Will Egypt end in chaos
There is no end in sight to the bloody power struggle in Egypt. Although the army with tanks stood between opponents and supporters of Head of State Hosni Mubarak, there were again dead and injured in Cairo on Thursday. The attorney general forbade representatives of the regime to leave the country. The violence is increasingly directed against foreigners in Egypt.
Tens of thousands of people did not let themselves be stopped by militant Mubarak supporters from demonstrating in the central Tahrir Square in Cairo for an immediate regime change. The day before, hundreds of violent Mubarak supporters appeared there for the first time and attacked the demonstrators. The thugs came back on Thursday too. Some of them were brought in buses; eyewitnesses said they were supplied with Molotov cocktails on the spot. Shots could be heard over and over again. According to the Egyptian Ministry of Health, ten people have been killed and 900 injured since Wednesday in the clashes.
Vice President Omar Suleiman, recently appointed by Mubarak, accused "foreign forces" of stirring up the unrest. Media "from friendly countries" also took part. In doing so, Suleiman attacked the extensive Cairo reporting by al-Jazeera and al-Arabija, which are based in Qatar and Dubai.
Even before this, foreigners, including many journalists, were increasingly attacked in Cairo and Alexandria. They were harassed and led away by civilians on Tahrir Square. According to eyewitnesses, a foreigner was allegedly beaten to death. Several media workers cleared their offices in downtown Cairo.
Suleiman also invited the semi-legal Islamist Muslim Brotherhood to hold talks with the government. So far, however, the opposition has refused to enter into any dialogue with the regime while Mubarak is still in power. Suleiman also emphasized that 82-year-old Mubarak will remain president until the new elections in September because a state cannot be "without a head". Mubarak himself ruled out an early resignation. It is true that he is tired of governing. "If I resign today, however, chaos will break out," he told US broadcaster ABC late in the evening.
Prime Minister Ahmad Schafik had previously spoken on Egyptian state television. He had promised to investigate the bloody events and expressed the expectation that something like this would not happen again. The army had significantly increased its presence in Tahrir Square on Thursday. More and more soldiers stood between the fronts with their tanks. The clashes on the square have meanwhile become a symbolic struggle for power in the state. The Mubarak opponents want to demonstrate again this Friday.

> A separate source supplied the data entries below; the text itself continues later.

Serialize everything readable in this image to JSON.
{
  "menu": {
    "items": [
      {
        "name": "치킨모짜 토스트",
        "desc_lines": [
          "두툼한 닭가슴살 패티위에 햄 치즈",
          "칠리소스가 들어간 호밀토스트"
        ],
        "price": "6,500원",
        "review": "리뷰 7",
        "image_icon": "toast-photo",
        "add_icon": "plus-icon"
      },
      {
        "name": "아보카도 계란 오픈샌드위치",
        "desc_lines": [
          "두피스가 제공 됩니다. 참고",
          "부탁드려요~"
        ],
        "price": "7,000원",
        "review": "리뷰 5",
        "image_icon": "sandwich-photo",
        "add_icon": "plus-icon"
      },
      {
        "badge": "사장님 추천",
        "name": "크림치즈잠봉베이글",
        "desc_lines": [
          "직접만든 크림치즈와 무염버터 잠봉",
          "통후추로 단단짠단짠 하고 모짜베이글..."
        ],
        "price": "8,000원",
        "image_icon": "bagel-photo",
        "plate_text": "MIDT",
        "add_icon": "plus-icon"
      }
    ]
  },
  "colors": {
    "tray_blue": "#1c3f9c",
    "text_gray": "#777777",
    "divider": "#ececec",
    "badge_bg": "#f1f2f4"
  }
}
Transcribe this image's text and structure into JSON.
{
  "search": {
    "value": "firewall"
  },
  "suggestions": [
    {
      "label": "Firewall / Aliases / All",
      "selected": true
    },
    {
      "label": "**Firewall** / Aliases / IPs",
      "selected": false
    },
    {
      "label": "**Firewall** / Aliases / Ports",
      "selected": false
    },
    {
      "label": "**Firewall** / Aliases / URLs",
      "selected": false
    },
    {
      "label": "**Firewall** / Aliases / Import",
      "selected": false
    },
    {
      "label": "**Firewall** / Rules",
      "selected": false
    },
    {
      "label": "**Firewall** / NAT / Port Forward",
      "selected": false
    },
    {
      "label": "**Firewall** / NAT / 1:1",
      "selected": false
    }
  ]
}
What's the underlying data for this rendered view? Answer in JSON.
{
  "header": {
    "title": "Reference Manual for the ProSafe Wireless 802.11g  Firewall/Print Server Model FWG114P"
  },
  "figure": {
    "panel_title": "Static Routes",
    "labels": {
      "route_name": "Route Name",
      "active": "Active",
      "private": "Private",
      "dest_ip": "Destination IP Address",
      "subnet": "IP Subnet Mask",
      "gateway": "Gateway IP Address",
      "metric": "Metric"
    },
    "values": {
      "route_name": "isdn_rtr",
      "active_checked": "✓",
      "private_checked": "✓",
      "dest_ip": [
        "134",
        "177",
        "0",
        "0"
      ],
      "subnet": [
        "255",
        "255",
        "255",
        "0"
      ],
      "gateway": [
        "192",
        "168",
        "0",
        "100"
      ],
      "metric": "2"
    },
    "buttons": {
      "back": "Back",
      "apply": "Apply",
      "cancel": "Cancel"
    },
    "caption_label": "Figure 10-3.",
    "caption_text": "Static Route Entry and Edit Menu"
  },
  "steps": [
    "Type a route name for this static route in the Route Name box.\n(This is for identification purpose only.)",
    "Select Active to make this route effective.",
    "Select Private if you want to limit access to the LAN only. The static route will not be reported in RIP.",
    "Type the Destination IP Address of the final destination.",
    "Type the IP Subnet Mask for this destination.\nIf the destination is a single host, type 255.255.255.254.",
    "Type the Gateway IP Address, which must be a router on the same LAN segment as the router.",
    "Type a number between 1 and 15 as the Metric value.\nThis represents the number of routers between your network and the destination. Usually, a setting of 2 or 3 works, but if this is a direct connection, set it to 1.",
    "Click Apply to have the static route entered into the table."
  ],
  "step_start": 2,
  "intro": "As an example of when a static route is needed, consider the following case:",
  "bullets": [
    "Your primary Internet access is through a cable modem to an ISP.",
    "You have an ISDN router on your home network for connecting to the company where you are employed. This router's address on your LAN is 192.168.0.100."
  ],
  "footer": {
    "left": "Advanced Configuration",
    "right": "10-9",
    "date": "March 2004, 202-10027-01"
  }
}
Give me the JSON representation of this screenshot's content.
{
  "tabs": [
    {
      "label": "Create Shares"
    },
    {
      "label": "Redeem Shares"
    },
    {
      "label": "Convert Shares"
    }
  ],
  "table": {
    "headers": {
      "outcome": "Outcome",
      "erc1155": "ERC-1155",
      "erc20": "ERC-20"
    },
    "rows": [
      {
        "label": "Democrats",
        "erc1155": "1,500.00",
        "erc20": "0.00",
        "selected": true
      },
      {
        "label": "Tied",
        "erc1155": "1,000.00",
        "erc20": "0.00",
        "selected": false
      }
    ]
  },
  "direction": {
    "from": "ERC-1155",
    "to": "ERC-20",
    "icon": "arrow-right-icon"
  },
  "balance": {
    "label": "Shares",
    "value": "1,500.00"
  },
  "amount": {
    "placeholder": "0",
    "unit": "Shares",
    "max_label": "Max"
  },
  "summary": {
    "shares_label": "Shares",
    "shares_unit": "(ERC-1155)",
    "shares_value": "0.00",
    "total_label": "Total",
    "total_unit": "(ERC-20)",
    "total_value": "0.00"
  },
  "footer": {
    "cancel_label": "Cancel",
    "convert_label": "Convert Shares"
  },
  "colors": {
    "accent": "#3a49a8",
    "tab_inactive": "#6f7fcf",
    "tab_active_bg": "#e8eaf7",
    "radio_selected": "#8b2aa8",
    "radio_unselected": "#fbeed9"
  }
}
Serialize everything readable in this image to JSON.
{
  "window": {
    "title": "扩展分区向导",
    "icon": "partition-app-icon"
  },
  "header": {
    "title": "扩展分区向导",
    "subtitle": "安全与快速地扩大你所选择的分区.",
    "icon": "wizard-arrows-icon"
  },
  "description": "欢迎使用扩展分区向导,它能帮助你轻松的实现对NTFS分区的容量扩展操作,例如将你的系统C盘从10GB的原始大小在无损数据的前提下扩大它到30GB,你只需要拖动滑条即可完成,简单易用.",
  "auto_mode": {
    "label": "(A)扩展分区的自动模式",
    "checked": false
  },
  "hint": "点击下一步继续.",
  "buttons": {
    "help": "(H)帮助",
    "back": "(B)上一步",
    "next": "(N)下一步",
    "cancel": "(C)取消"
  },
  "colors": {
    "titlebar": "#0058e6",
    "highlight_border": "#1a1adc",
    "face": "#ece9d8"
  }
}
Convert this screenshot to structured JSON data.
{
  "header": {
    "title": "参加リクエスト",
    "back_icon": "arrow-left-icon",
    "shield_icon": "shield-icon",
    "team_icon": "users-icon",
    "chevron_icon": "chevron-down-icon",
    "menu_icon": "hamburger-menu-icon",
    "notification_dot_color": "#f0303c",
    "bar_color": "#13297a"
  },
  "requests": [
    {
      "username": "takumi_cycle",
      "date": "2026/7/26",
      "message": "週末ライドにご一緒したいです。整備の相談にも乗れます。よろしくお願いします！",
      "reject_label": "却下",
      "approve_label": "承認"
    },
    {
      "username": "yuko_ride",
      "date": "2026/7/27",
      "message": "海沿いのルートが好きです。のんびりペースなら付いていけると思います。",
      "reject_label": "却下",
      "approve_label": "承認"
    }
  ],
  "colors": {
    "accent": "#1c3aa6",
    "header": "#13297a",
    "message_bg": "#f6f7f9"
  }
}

Surprisingly, the Egyptian attorney general banned high-ranking representatives of the regime, including business people and former ministers, from leaving the country. Meanwhile, more and more people are leaving the country, trying to get thousands of tickets at Cairo airport. Public order has largely collapsed in Alexandria, Egypt's second largest city. There was fighting and looting. The Foreign Office in Berlin issued a travel warning for Cairo, Alexandria and Suez and also warned against traveling to other parts of the country.